Mais comme je m'étais trompé de direction et que je veux absolument aller voir ce fameux village lacustre, nous en reprendrons pour une deuxième journée, merci. 

La route est vraiment plus agréable. Large, en bon état et sans aucune difficulté, un bonheur de cycliste amateur. Aujourd'hui, c'est moi qui me tape le vélo qui change de vitesse tout seul, ça pourrait être pratique si c'était la bonne, mais non. 
Pas grave, il fait beau, on est jeunes et pleins d'entrain, ça va être une belle journée. Une chaude journée aussi. 

À quelque 8 kilomètres de Nyaung Shwe, nous arrivons au petit village de Maing Thauk, porte d'entrée de son pendant lacustre. 
Un pont en bois de 400 mètres, relie la terre ferme au lac, à partir de là, nulle autre solution que le bateau pour se déplacer. Nous sommes les seuls visages pâles de l'endroit et on nous regarde avec amusement. 

Des bateaux venant de la rive ouest déposent leurs passagers, des paysans rejoignent leurs parcelles ondulantes au gré des vagues, des enfants se promènent entre les maisons. C'est incroyablement paisible. 

Tout au bout du pont, une dame nous demande si nous voulons faire le tour du village sur son sampan. Sans même y réfléchir, je dis oui, bien sûr, lui paye ses 4 000 k et nous embarquons sur son navire. 
Enfin, nous embarquons… Enfin, pas vraiment, je me roule gauchement dans la barcasse. Je me fous de savoir si quelqu'un me regarde.
Ce bout de bois flottant n'a qu'un objectif dans sa vie de bateau, nous faire tomber à l'eau. 
Sérieux, je suis à l'aise sur un pédalo, une paire de skis, un kayak, ou n'importe quoi en hauteur et/ou sur l'eau, mais là, c'est différent. 
D'abord, je n'ai aucun contrôle de ce qui se passe dans mon dos. Ensuite, j'ai des appareils photos et puis, l'eau est frette… 

Je ne suis pas très confortable en montant sur ce tout minuscule rikiki bateau, mais rapidement, je fais confiance à notre jolie batelière, qui connaît parfaitement son métier. 

Elle nous promène à travers les rues et ruelles du village où elle est née, nous fait découvrir l'arrière cour de ces maisons et la vie qui s'y déroule dans le calme des eaux du lac. 

Des enfants marchent sur les parcelles flottantes de verdure. Armés de longs tridents en bambou, ils traquent le poisson imprudent. 

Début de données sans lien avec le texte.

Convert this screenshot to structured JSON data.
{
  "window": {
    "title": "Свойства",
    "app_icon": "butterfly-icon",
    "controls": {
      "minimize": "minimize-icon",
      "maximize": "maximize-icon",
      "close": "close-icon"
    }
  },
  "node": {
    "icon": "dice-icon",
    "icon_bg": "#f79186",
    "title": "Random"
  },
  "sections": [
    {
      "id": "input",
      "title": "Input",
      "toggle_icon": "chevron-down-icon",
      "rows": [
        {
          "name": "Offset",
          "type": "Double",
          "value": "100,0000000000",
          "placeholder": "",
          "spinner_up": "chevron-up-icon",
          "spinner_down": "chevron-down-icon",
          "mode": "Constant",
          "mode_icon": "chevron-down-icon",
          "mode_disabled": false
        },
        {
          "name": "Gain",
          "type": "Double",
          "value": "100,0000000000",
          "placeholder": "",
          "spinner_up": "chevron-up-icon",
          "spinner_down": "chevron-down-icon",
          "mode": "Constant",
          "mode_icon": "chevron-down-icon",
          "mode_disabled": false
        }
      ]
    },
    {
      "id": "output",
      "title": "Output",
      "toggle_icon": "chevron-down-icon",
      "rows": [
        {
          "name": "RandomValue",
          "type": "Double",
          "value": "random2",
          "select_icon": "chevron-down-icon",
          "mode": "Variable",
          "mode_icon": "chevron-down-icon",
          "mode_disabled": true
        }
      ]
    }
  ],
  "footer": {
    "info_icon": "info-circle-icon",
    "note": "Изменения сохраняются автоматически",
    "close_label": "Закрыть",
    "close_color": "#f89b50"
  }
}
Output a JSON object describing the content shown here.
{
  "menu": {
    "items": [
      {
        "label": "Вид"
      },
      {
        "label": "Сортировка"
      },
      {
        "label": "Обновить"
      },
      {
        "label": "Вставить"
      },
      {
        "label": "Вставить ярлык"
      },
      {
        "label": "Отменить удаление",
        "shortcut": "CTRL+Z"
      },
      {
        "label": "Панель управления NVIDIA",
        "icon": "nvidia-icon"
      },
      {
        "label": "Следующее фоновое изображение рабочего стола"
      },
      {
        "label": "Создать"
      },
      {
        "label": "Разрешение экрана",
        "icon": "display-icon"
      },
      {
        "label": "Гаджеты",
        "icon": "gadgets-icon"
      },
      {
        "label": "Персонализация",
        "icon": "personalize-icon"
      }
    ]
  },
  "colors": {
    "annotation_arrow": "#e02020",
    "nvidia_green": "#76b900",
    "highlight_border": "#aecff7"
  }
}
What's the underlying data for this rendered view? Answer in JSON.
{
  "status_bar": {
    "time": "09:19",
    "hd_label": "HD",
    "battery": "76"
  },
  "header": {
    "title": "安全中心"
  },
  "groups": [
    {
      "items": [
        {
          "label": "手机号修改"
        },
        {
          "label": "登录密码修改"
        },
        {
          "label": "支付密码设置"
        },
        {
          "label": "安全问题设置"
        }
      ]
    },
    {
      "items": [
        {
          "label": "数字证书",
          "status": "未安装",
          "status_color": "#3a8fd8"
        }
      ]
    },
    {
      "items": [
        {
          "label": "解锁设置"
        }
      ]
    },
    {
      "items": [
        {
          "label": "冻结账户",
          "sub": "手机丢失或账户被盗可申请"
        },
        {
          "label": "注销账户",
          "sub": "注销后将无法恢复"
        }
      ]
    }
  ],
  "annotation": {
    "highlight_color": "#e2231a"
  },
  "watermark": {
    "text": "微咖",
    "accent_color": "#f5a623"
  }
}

Des hommes tranchent des troncs d'arbre dans une scierie, en vue d'une nouvelle construction, des femmes font la lessive de la semaine, une grand-mère porte son petit-fils et, devant nous, arrive une jolie petite fille jupée de rose et élégamment penchée sur sa rame trop grande pour elle. 

Viennent ensuite des garçons qui manient leur longue godille de la manière la plus traditionnelle qui soit. La jambe est enroulée autour du manche, une main sur le dessus, et, d'un geste on ne peut plus élégant, ils déplacent leurs embarcations en troublant à peine le reflet sombre des canaux. 

Les maisons sont bien plus grosses que ce à quoi je m'attendais. Je pensais ne voir que quelques huttes en bambou, recouvertes de chaumes, mais il y a ici de très grandes maisons en teck avec deux étages. 

Dans le prolongement du grand canal, où flottent des jacinthes d'eau, les montagnes donnent une perspective grandiose. Je ne regrette pas d'avoir remis mon corps meurtri sur une selle, cette promenade vaut vraiment le coup. 

Notre gondolière nous demande si nous voulons manger, et nous dépose au pied de l'escalier du seul restaurant de l'endroit. Il reste une table libre, avec une vue imprenable sur le long pont où commencent à affluer des dizaines de visiteurs. 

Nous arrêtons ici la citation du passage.